Harvesting and converting solar energy into hydrogen production provides a new strategy for the global energy crisis. Since TiO2, the most widely used photocatalyst, absorbs light limited in ultraviolet region, extension of photo-response in visible to near-infrared region by dye-sensitization of TiO2 photocatalysts has attracted more and more attention in the field of artificial photosynthesis. In this work, three chlorophyll(Chl)-related sensitizers were designed to realize panchromatic light-absorption to simulate the charge separation process in natural photosynthetic reaction centers. The dyad sensitizers were synthesized by covalently-linking two different types of chromophore units derived from natural Chls-a/b, and their effects of Pt/TiO2-based photocatalysts for water splitting hydrogen evolution reaction (HER) were investigated. The Pt/TiO2 composite sensitized with Chl-a type dyad showed the best photocatalytic HER performance, and the H2 evolution of 5.4 mmol g-1h-1 was achieved.

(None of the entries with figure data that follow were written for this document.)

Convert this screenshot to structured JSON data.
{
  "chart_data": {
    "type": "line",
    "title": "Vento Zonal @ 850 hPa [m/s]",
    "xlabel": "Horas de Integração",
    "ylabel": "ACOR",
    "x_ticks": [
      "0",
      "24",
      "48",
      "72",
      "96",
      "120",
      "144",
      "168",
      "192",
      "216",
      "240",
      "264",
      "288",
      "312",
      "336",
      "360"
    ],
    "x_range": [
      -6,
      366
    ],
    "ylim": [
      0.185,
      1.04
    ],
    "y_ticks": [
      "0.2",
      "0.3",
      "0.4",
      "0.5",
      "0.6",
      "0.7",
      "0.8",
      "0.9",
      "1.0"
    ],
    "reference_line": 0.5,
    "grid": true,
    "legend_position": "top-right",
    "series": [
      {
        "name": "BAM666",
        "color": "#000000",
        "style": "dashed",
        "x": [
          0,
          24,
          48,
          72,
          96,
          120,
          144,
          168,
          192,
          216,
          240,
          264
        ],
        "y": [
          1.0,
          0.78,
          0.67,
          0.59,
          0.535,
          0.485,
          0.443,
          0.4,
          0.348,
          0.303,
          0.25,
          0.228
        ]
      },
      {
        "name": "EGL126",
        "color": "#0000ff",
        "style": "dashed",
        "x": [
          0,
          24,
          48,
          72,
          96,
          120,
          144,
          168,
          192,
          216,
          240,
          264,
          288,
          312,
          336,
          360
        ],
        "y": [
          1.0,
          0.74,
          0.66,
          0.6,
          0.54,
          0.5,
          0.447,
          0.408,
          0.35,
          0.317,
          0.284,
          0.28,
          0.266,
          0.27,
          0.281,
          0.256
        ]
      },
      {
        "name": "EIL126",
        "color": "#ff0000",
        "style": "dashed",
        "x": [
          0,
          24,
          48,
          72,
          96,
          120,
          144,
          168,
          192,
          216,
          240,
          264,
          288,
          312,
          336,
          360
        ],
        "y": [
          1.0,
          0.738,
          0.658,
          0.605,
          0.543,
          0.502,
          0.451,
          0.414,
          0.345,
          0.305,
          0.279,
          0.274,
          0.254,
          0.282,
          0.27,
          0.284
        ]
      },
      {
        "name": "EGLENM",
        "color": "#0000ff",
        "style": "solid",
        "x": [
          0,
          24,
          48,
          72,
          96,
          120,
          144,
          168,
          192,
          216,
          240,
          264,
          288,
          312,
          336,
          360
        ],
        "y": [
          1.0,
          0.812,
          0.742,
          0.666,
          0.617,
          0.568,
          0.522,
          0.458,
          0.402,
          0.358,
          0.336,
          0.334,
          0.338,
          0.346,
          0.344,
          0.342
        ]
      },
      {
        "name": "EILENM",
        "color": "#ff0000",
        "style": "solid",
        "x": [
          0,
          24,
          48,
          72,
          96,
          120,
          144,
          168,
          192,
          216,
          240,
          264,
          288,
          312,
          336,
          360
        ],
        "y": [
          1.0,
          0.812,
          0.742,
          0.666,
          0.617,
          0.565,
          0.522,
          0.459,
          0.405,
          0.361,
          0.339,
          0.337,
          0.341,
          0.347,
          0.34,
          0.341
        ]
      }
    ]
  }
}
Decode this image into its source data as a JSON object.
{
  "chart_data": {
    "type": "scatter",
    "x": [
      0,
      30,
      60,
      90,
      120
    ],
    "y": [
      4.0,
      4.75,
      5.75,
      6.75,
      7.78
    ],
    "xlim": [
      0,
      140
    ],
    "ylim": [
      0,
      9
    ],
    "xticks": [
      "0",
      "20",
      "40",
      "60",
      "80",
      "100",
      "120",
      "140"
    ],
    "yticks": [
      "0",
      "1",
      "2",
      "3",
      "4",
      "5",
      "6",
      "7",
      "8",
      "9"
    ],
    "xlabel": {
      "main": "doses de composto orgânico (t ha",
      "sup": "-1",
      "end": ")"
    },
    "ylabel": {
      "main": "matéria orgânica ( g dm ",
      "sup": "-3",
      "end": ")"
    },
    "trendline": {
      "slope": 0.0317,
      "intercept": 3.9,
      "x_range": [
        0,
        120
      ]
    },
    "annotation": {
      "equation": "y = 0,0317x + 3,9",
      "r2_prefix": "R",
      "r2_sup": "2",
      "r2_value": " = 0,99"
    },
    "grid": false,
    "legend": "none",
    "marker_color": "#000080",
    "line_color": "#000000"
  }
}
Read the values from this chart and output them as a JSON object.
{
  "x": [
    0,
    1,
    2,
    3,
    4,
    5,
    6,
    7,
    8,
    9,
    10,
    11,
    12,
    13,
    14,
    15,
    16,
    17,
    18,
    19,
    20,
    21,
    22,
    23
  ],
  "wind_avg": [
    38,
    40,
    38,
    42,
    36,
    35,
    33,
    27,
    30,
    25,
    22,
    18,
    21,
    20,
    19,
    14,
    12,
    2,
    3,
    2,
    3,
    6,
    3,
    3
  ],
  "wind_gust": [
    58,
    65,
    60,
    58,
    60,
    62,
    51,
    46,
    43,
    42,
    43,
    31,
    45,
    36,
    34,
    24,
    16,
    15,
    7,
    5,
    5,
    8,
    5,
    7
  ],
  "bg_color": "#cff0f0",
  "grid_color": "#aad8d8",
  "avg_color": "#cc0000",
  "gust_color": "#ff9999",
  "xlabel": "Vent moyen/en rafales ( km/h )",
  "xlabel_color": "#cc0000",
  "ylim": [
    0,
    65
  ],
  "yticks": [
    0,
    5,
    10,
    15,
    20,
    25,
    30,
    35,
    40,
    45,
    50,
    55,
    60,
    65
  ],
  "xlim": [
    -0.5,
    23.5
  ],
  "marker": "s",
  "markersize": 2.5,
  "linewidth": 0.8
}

Electronic absorption, fluorescence emission, and time-resolved photoluminescence spectra as well as photocurrent responses and electrochemical impedance measurements were used to reveal the key factors of dyad sensitizers that influence the performances of Pt/TiO2 based photocatalysts. This work provides insights to explore new organic dye-sensitizers for improving the performance of TiO2-based photocatalysts.